Proteins are more stable than mRNA and typically exist in larger and more stable quantities within the cell. For this reason, the researchers behind the new study argue that “combined mRNA and protein single cell measurement approaches are necessary to better understand cellular states and to decipher regulatory circuits and pathways”.
During recent years, a number of approaches that focus on measuring both mRNA and protein levels at single cell resolutions have emerged. Many of them are limited to surface proteins or require invasive cell fixation.
In the study, published in Nature Communications Biology, the researchers describe a new powerful approach, called Single-Cell Protein and RNA Co-profiling (SPARC). SPARC combines single-cell RNA-sequencing with proximity extension essays to simultaneously measure global mRNA and 89 intracellular proteins in individual cells.
The researchers used the approach to investigate if the mRNA levels are predictive of the levels of the corresponding protein in cells at steady-state or undergoing a state-transition in human embryonic stem cells (hESCs).
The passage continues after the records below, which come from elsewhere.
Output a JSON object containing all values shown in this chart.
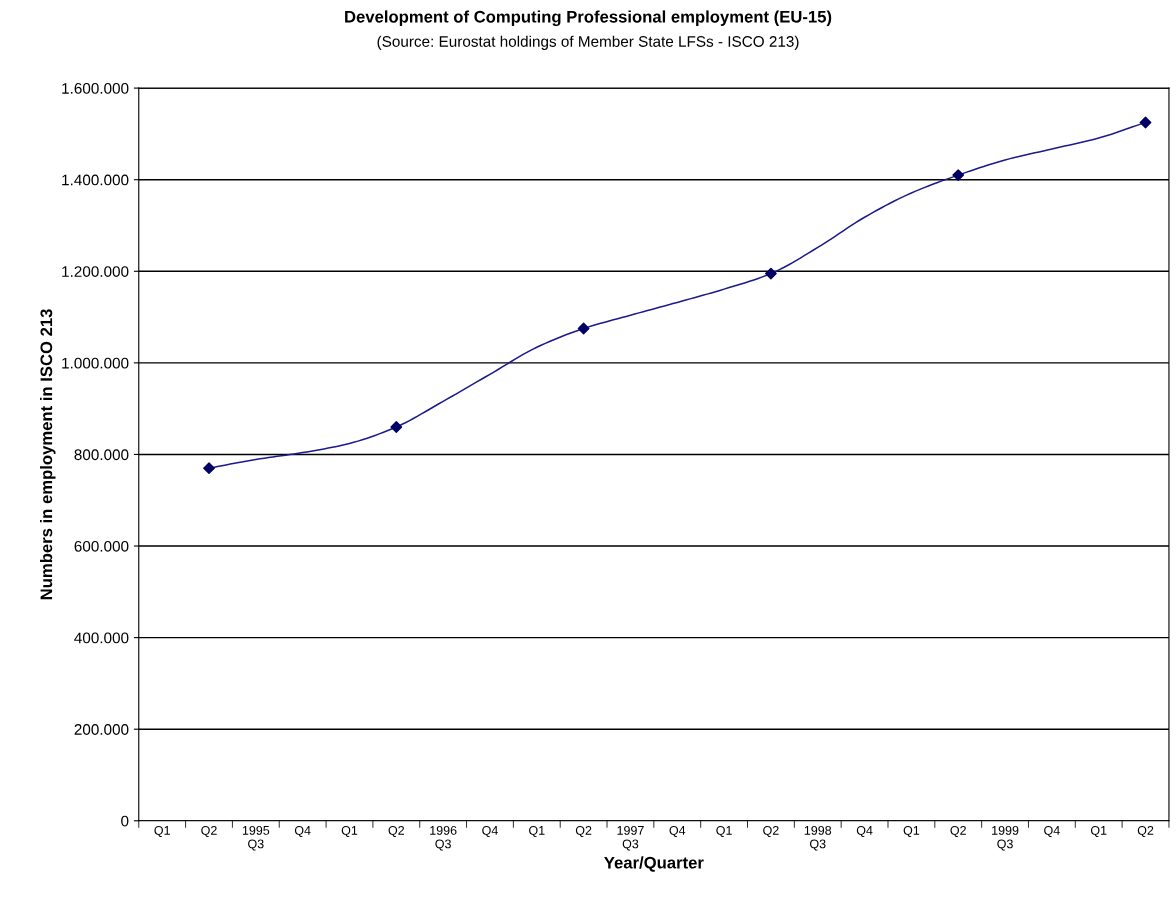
{
  "chart_data": {
    "type": "line",
    "title": "Development of Computing Professional employment (EU-15)",
    "subtitle": "(Source: Eurostat holdings of Member State LFSs - ISCO 213)",
    "xlabel": "Year/Quarter",
    "ylabel": "Numbers in employment in ISCO 213",
    "categories": [
      "Q1",
      "Q2",
      "1995\nQ3",
      "Q4",
      "Q1",
      "Q2",
      "1996\nQ3",
      "Q4",
      "Q1",
      "Q2",
      "1997\nQ3",
      "Q4",
      "Q1",
      "Q2",
      "1998\nQ3",
      "Q4",
      "Q1",
      "Q2",
      "1999\nQ3",
      "Q4",
      "Q1",
      "Q2"
    ],
    "series": [
      {
        "color": "#1a1a8c",
        "marker": "none",
        "values": [
          null,
          770000,
          789000,
          804000,
          824000,
          860000,
          916000,
          975000,
          1034000,
          1075000,
          1104000,
          1132000,
          1161000,
          1195000,
          1252000,
          1318000,
          1371000,
          1410000,
          1443000,
          1467000,
          1491000,
          1525000
        ]
      },
      {
        "type": "scatter",
        "color": "#000066",
        "marker": "diamond",
        "values": [
          null,
          770000,
          null,
          null,
          null,
          860000,
          null,
          null,
          null,
          1075000,
          null,
          null,
          null,
          1195000,
          null,
          null,
          null,
          1410000,
          null,
          null,
          null,
          1525000
        ]
      }
    ],
    "ylim": [
      0,
      1600000
    ],
    "yticks": [
      0,
      {
        "value": 200000,
        "label": "200.000"
      },
      {
        "value": 400000,
        "label": "400.000"
      },
      {
        "value": 600000,
        "label": "600.000"
      },
      {
        "value": 800000,
        "label": "800.000"
      },
      {
        "value": 1000000,
        "label": "1.000.000"
      },
      {
        "value": 1200000,
        "label": "1.200.000"
      },
      {
        "value": 1400000,
        "label": "1.400.000"
      },
      {
        "value": 1600000,
        "label": "1.600.000"
      }
    ],
    "grid": "y",
    "legend": false
  }
}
The results showed that mRNA expression failed to accurately reflect protein abundance at the time of measurement, that protein levels of transcription factors better predict their downstream effects than do their corresponding transcripts, and that protein expression variation is overall lower than mRNA variation.
SPARC presents a state-of-the-art co-profiling method that overcomes current limitations in throughput and protein localization, including removing the need for cell fixation.